A program for finding formulas in poetic texts and calculating formulaic density. Essentially, it is an incomparably faster and more correct version of this program. There is a deep seated bug in the old version, but I keep it here since it was used in the presentation.
The program consists of four files, which should reside in the same directory.
FormulaicAnalysisLib.py
is a library containing classes and functions implementing the algorithm.
alpha_stop.conf
is a configuration file containing the alphabet, the stop list, the formulaic key length, and the number of occurrences, which make a repeated N-gram qualify as a formula. All these parameters, except stop-list, must be non-empty.
compute_formulaic_density.py
is a script that computes formulaic density of a single text based on the parameters in the configuration file. The usage is
python3 compute_formulaic_density.py [options] pathToFileWithText
Options include -s
(show formulas on the screen) and -f
(create an html file with the text with formulas in square brackets and cross-references). These arguments can be used separately or combined as -sf
or -fs
. If the path is a directory, a random file therefrom will be selected.

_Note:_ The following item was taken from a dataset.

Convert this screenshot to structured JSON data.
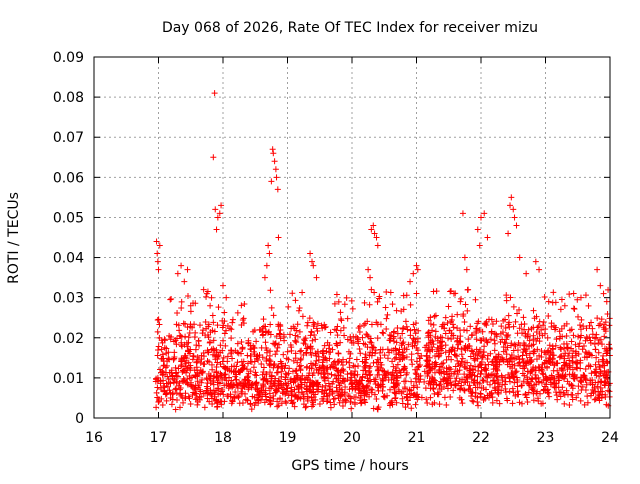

compute_formulaic_density_batch.py
is a script for computing formulaic density of all files in a given directory. The usage is
python3 compute_formulaic_density_batch.py pathToDirectory
Text files should be in UTF-8 and their names should not start with ‘.’. The script prints the number of texts (i.e. files), lines, and words on the screen, as well as the mean formulaic density, sample standard deviation, and quartiles. The full report is written to report.csv
.